Roses: Nein, denn neue Anbauflächen darf es im Zeitraum 2016 bis 2030 nur noch mit staatlicher Genehmigung geben. Bisher war es auch erlaubt, Anbaurechte auf dem Festland zu kaufen und im Gegenzug dort Flächen stillzulegen. Damit ist nun Schluss. Vielleicht ist jährlich noch ein Prozent Wachstum möglich. Hier ist das aus wirtschaftlicher Sicht interessanter als in der Mancha, wo Wein für 40 Cent pro Liter erzeugt wird.
MM: Wie wichtig ist auf Mallorca der Öko-Anbau?
Roses: Mittlerweile haben wir acht Prozent Öko-Anteil. Das Klima ist ideal geeignet, um auf viele Zusatzstoffe verzichten zu können. Zertifiziert wird das nach EU-Regeln vom Rat für biologische Landwirtschaft der Balearen.

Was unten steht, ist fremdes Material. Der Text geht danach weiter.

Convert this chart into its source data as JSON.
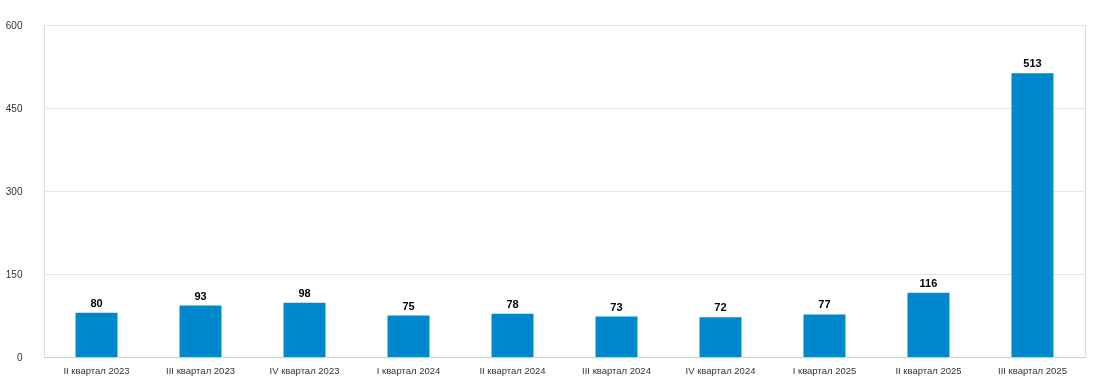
{
  "chart_data": {
    "type": "bar",
    "categories": [
      "II квартал 2023",
      "III квартал 2023",
      "IV квартал 2023",
      "I квартал 2024",
      "II квартал 2024",
      "III квартал 2024",
      "IV квартал 2024",
      "I квартал 2025",
      "II квартал 2025",
      "III квартал 2025"
    ],
    "values": [
      80,
      93,
      98,
      75,
      78,
      73,
      72,
      77,
      116,
      513
    ],
    "color": "#0088cc",
    "ylim": [
      0,
      600
    ],
    "yticks": [
      0,
      150,
      300,
      450,
      600
    ],
    "grid": "y",
    "data_labels": true
  }
}
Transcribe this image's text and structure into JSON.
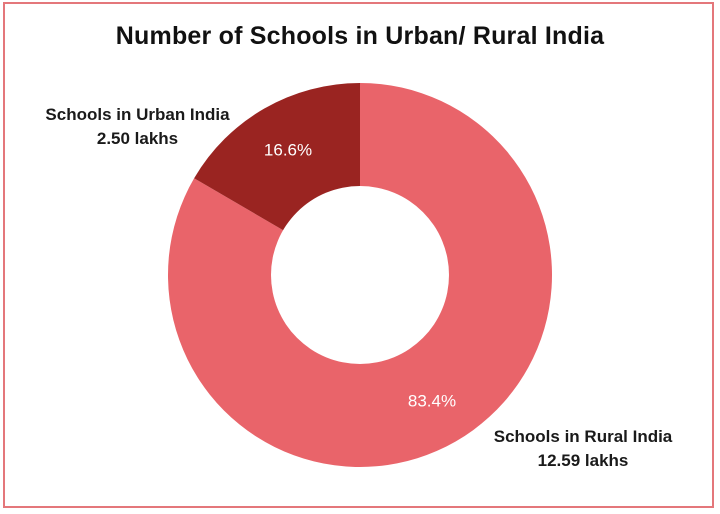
{
  "chart_data": {
    "type": "pie",
    "donut": true,
    "title": "Number of Schools in Urban/ Rural India",
    "slices": [
      {
        "name": "Schools in Urban India",
        "value_text": "2.50 lakhs",
        "value": 2.5,
        "percent": 16.6,
        "percent_label": "16.6%",
        "color": "#9a2421"
      },
      {
        "name": "Schools in Rural India",
        "value_text": "12.59 lakhs",
        "value": 12.59,
        "percent": 83.4,
        "percent_label": "83.4%",
        "color": "#e9646a"
      }
    ],
    "legend": "none",
    "start_angle": "top, clockwise with rural slice first"
  },
  "colors": {
    "border": "#e4777b",
    "hole": "#ffffff"
  }
}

MM: Dank der zwölf Millionen Touristen ist die Rede davon, dass rund um Binissalem ein europäisches "Napa Valley" entstehen könnte. Wie weit ist diese Entwicklung auf einer Skala von eins bis zehn gediehen?
Roses: Vielleicht liegen wir bei drei oder vier, wobei die großen Bodegas vielleicht schon etwas weiter sind. Es gibt also noch viel zu tun. Trotzdem hat sich schon viel bewegt. Inzwischen kommen sogar am Sonntag Kreuzfahrtgäste per Taxi nach Binissalem, um sich mit Wein einzudecken. Wir haben jetzt die Chance, nicht nur Wein zu verkaufen, sondern auch Events. Das ist eine ideale Ergänzung zu anderen Segmenten wie Golf- oder Strandtourismus.
MM: Wie sieht man in Binissalem, dass sich immer mehr betuchte internationale Residenten eine Finca mit eigenem Weinbau zulegen?
Roses: Schon seit den Zeiten von Robert Graves haben sich Ausländer auf Mallorca ja als große Verteidiger der ländlichen Kultur hervorgetan. Ich kann es gut verstehen, wenn zur Yacht jetzt auch noch Rebland dazu kommt. Allerdings ist Wein nicht so einfach herzustellen wie Olivenöl. Manche Hobbywinzer verlieren deswegen irgendwann die Lust und verkaufen ihre Trauben lieber an Bodegas.